I was exhausted when I got to Chiang Rai. I slept alright on the night train once I was drunk enough to do so, but I got up at 7 a.m. to get off at Lampang. I was worried about my connection there since I couldn’t find any information online regarding it, but it was pretty seamless. To get from the train station to Chiang Rai, I just took a taxi from the train station to the bus station, which ran 50 baht. At the bus station, I found an old beater bus heading to Chiang Rai right away, it cost 140 baht or so. It was hardly luxurious and I didn’t get any sleep, and it took about four hours. Overall, pretty easy. The bus went right to the old Chiang Rai bus station, which is convenient since it’s right downtown.

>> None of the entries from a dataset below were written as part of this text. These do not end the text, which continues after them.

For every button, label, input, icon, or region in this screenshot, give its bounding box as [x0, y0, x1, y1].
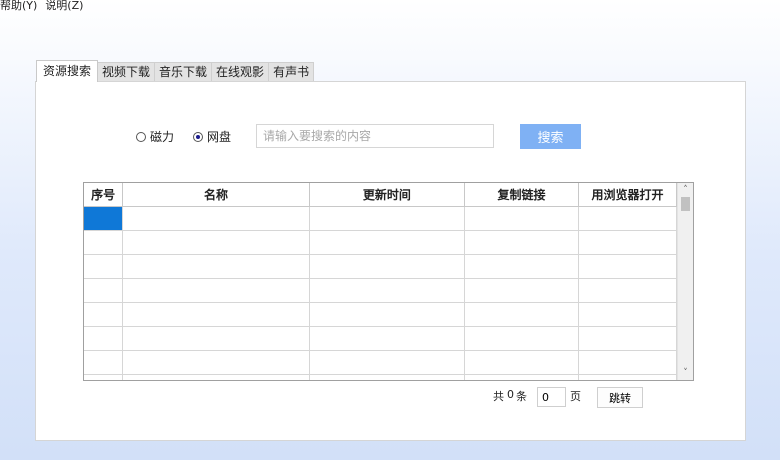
table-row[interactable] — [84, 326, 677, 351]
chevron-down-icon[interactable]: ˅ — [678, 366, 693, 380]
table-cell[interactable] — [578, 254, 677, 279]
table-cell[interactable] — [463, 230, 580, 255]
radio-circle — [193, 131, 203, 142]
vertical-scrollbar[interactable]: ˄ ˅ — [677, 183, 693, 380]
table-cell[interactable] — [122, 302, 310, 327]
column-header-name[interactable]: 名称 — [122, 183, 310, 207]
tab-resource-search[interactable]: 资源搜索 — [36, 60, 99, 82]
radio-netdisk[interactable]: 网盘 — [193, 128, 231, 145]
jump-button[interactable]: 跳转 — [597, 387, 643, 408]
radio-magnet-label: 磁力 — [150, 130, 175, 144]
table-row[interactable] — [84, 278, 677, 303]
table-row[interactable] — [84, 374, 677, 380]
table-cell[interactable] — [122, 254, 310, 279]
table-cell[interactable] — [308, 350, 465, 375]
table-cell[interactable] — [122, 326, 310, 351]
results-table: 序号 名称 更新时间 复制链接 用浏览器打开 ˄ ˅ — [83, 182, 694, 381]
column-header-open-in-browser[interactable]: 用浏览器打开 — [578, 183, 677, 207]
table-cell[interactable] — [578, 230, 677, 255]
table-row[interactable] — [84, 254, 677, 279]
table-cell[interactable] — [84, 278, 124, 303]
table-row[interactable] — [84, 206, 677, 231]
menu-item-help[interactable]: 帮助(Y) — [0, 0, 37, 13]
table-cell[interactable] — [308, 326, 465, 351]
total-suffix: 条 — [516, 390, 527, 403]
table-row[interactable] — [84, 302, 677, 327]
table-cell[interactable] — [122, 230, 310, 255]
page-number-input[interactable] — [537, 387, 566, 407]
table-cell[interactable] — [308, 278, 465, 303]
table-cell[interactable] — [463, 302, 580, 327]
table-cell[interactable] — [308, 230, 465, 255]
table-row[interactable] — [84, 350, 677, 375]
table-cell[interactable] — [463, 278, 580, 303]
table-cell[interactable] — [84, 254, 124, 279]
column-header-index[interactable]: 序号 — [84, 183, 124, 207]
table-cell[interactable] — [84, 326, 124, 351]
scroll-thumb[interactable] — [681, 197, 690, 211]
table-cell[interactable] — [122, 206, 310, 231]
table-cell[interactable] — [122, 278, 310, 303]
table-cell[interactable] — [578, 374, 677, 380]
search-input[interactable] — [256, 124, 494, 148]
table-cell[interactable] — [308, 302, 465, 327]
tab-video-download[interactable]: 视频下载 — [97, 62, 156, 82]
table-header-row: 序号 名称 更新时间 复制链接 用浏览器打开 — [84, 183, 677, 207]
table-cell[interactable] — [578, 278, 677, 303]
table-cell[interactable] — [122, 350, 310, 375]
tab-audiobook[interactable]: 有声书 — [268, 62, 315, 82]
table-cell[interactable] — [578, 326, 677, 351]
table-cell[interactable] — [308, 206, 465, 231]
total-prefix: 共 — [493, 390, 504, 403]
table-cell[interactable] — [84, 374, 124, 380]
table-cell[interactable] — [84, 302, 124, 327]
tab-online-viewing[interactable]: 在线观影 — [211, 62, 270, 82]
chevron-up-icon[interactable]: ˄ — [678, 183, 693, 197]
table-cell[interactable] — [463, 350, 580, 375]
table-cell[interactable] — [578, 350, 677, 375]
tab-bar: 资源搜索 视频下载 音乐下载 在线观影 有声书 — [36, 60, 315, 82]
table-cell[interactable] — [84, 230, 124, 255]
table-cell[interactable] — [463, 254, 580, 279]
column-header-copy-link[interactable]: 复制链接 — [463, 183, 580, 207]
total-count: 0 — [507, 388, 514, 401]
table-cell[interactable] — [578, 206, 677, 231]
column-header-update-time[interactable]: 更新时间 — [308, 183, 465, 207]
menu-bar: 帮助(Y) 说明(Z) — [0, 0, 83, 13]
tab-music-download[interactable]: 音乐下载 — [154, 62, 213, 82]
radio-circle — [136, 131, 146, 142]
table-cell[interactable] — [84, 350, 124, 375]
table-cell[interactable] — [463, 326, 580, 351]
menu-item-instructions[interactable]: 说明(Z) — [45, 0, 83, 13]
table-cell[interactable] — [122, 374, 310, 380]
table-cell[interactable] — [308, 254, 465, 279]
table-cell[interactable] — [308, 374, 465, 380]
table-cell[interactable] — [578, 302, 677, 327]
table-cell[interactable] — [463, 206, 580, 231]
search-button[interactable]: 搜索 — [520, 124, 581, 149]
page-unit-label: 页 — [570, 390, 581, 403]
radio-netdisk-label: 网盘 — [207, 130, 232, 144]
table-row[interactable] — [84, 230, 677, 255]
radio-magnet[interactable]: 磁力 — [136, 128, 174, 145]
table-cell-selected[interactable] — [84, 206, 124, 231]
table-cell[interactable] — [463, 374, 580, 380]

I walked to a guesthouse from there, the extremely rasta Chockdee House. Everyone that worked there had dreadlocks and Bob Marley posters were everywhere. I was hoping somebody would bust out a spliff at the bar, but sadly it was not to be. Still, my room was nice enough and even had a balcony for 250 baht.
I rented a motorbike shortly after I checked in. I lied and said my passport was in Bangkok to get a visa processed, mainly because I’ve heard too many stories about people getting scammed at bike rental shops. No problem, I just left a 2,000 baht deposit and my driver’s license.
I rode down to the White Temple, aka Wat Rong Khun. This is basically the Sagrada Familia of Thailand. They started building it 15 years ago, and it won’t be finished for another couple of decades. Pictures aren’t allowed inside, but there are fairly unique and amazing paintings featuring Superman, Neo, an Angry Bird, the World Trade Center in flames, Transformers, and other images.
Unlike in Ayutthaya, I managed to get lucky and beat the rain home. I waited it out in my guesthouse, then rode out to Wat Phra Kaew, which used to house the famed emerald Buddha that no sits in the wat of the same name in Bangkok.
I parked next to a sleeping dog, and another dog barked at me as I walked away from my bike. Uh oh. I walked around the temple for ten minutes or so, but there isn’t all that much to see there anymore. As I walked back to my bike, a couple of dogs were hanging around, and immediately started barking. Five or six other dogs came out of nowhere and started barking at me as well, one even acted like it was going to attack. I yelled at them, but they didn’t seem to care. Of course, as always, a monk showed up, this one a teenage kid, and he said two words to the dogs in Thai and they immediately slunk away.
I spent some more time writing and researching and eating, then went to a bar. There was a Tiger Beer girl working there. This sort of thing happens all over Southeast Asia, especially Thailand, and I don’t know why other places don’t do this. It always works on me. Basically, a hot girl in a tiny dress comes up to take my order. I ordered a Leo Beer. She said I should order Tiger instead. Tiger costs 10 baht more, so what the hell do I care? I order Tiger, and she’s delighted. Brilliant marketing.
Later on, I went to the rasta bar and finally decided to be social. I sat down at a table and had a beer with a Kiwi dude, an Indonesian dude, two Chinese girls, and a Thai guy who thinks he’s Jamaican. Good times.
The next morning, I decided to head to the Black Temple, having already seen the white one. The Black Temple is a much smaller affair, a bit north of Chiang Mai. I was the only tourist there. Like the White Temple, this one was still under construction. It was filled with frightening and macabre images. There were long tables with long snake skins, and, well, I have pictures of that one, you’ll see.
I finished my time in Chiang Rai at the mall. Heading to Laos, Cambodia, Vietnam, I’m not sure when I’ll see another mall or, more importantly, another McDonald’s, so It was a fitting last hurrah in Thailand. After that, I caught a bus to Chiang Khong, where I would move on to Laos.